Barnum examine les plans pour le nettoyage du kayak de Great Bay 2016 avec les chefs d'équipe de Seven Rivers Paddling, qui ont aidé à organiser l'événement annuel. Photo par Eco Photography.

L'estuaire de Great Bay s'enroule autour de trois côtés de la base réaménagée de l'armée de l'air de Pease, qui a fermé ses portes en 1991. La recherche a récemment lié les produits chimiques perfluorés, ou PFC, qui étaient utilisés à la base pour lutter contre les incendies, aux cancers des tissus mous. Les PFC de Pease ont contaminé trois puits qui alimentent en eau potable la ville côtière de Portsmouth. L'un d'eux est fermé et les deux autres ont été équipés de filtres à charbon actif. Les produits chimiques ont également été découverts en train de migrer du site d'une ancienne décharge à proximité qui recevait des déchets de Pease. Barnum a effectué deux séries d'échantillonnages d'eau qui montrent des niveaux élevés de PFC dans un ruisseau près de la décharge.

Alors que l'EPA a récemment abaissé son avis de santé pour l'exposition à vie à l'eau de boisson aux PFC de 600 parties par billion à 70, Barnum, CLF et d'autres craignent que même cette norme beaucoup plus basse ne protège pas suffisamment la santé publique.
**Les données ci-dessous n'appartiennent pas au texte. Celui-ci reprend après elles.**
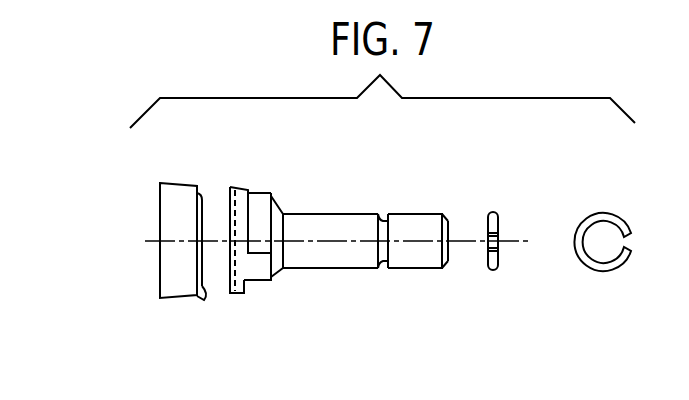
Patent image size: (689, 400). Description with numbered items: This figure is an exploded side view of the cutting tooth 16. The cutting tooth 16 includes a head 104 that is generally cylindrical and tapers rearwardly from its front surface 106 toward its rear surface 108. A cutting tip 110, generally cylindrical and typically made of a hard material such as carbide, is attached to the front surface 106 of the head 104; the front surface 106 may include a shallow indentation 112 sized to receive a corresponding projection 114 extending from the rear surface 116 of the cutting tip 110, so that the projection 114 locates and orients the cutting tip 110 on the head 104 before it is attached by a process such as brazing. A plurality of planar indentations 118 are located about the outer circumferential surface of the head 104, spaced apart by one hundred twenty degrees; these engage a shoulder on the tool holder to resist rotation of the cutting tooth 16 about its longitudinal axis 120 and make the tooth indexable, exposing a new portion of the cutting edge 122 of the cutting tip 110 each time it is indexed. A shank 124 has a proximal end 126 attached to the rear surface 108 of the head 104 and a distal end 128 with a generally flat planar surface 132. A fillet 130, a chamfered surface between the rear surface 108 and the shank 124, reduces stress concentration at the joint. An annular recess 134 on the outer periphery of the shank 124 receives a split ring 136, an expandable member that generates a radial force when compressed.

The cutting tooth 16 is at (381, 76).
The head 104 is at (235, 276).
The front surface 106 is at (230, 268).
The rear surface 108 is at (258, 218).
The cutting tip 110 is at (173, 183).
The indentation 112 is at (229, 293).
The projection 114 is at (201, 198).
The rear surface 116 is at (203, 291).
The planar indentations 118 is at (284, 225).
The longitudinal axis 120 is at (150, 240).
The cutting edge 122 is at (158, 183).
The shank 124 is at (407, 268).
The proximal end 126 is at (283, 270).
The distal end 128 is at (445, 265).
The fillet 130 is at (278, 270).
The planar surface 132 is at (448, 228).
The annular recess 134 is at (380, 268).
The split ring 136 is at (498, 227).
Les eaux pluviales amplifient le problème, transportant les PFC, l'azote et d'autres polluants de la propriété dans trois ruisseaux qui se jettent dans l'estuaire. En janvier, la CLF a intenté une action en justice contre la Pease Development Authority pour son non-respect du programme municipal de gestion des eaux pluviales de la Clean Water Act. Les élus et les citoyens locaux se sont également organisés pour introduire une législation, pousser les régulateurs à agir et encourager les parties responsables à être réellement responsables.
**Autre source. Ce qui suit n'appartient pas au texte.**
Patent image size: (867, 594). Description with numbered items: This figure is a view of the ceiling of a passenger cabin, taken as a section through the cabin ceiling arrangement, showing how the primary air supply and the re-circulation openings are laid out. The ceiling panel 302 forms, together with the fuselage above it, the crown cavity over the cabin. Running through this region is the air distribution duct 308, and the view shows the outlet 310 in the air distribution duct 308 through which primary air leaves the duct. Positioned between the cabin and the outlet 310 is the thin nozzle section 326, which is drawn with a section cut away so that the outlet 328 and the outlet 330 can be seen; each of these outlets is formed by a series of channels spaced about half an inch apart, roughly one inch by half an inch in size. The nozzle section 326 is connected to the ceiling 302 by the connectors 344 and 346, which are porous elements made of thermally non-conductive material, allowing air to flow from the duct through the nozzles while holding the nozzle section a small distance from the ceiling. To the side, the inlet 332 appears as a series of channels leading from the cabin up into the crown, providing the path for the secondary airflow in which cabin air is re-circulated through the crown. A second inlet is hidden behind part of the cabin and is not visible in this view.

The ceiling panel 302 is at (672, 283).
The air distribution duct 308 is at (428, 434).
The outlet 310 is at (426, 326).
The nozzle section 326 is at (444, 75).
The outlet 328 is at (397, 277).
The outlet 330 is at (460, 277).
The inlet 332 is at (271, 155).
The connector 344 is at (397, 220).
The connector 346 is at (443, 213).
            En fin de compte, c'est ce que le Great Bay-Piscataqua Waterkeeper Il s'agit de travailler avec et de mobiliser les membres de la communauté et les partenaires pour protéger et restaurer l'estuaire. Barnum sait qu'aucune voix unique ne suffira jamais pour sauver Great Bay, et que le succès jusqu'à présent est venu grâce à l'écoute, à la convocation, à l'orientation et à la conduite des bénévoles, des organisations partenaires, des législateurs et des responsables municipaux dont l'énergie et le dévouement préservent. et la restauration de Great Bay pour le présent - et pour demain.

 

Laurie O'Reilly est la directrice du contenu de la Constitution Law Foundation et est basée à Boston, dans le Massachusetts.

Jeff Barnum a pris sa retraite en tant que Grande Baie-Piscataqua Waterkeeper en mai. Melissa Paly a été nommée la nouvelle Waterkeeper dans ce même mois. Elle apporte à son travail une vaste expertise en matière d'environnement et de communication, ainsi que des liens de longue date avec le bassin versant.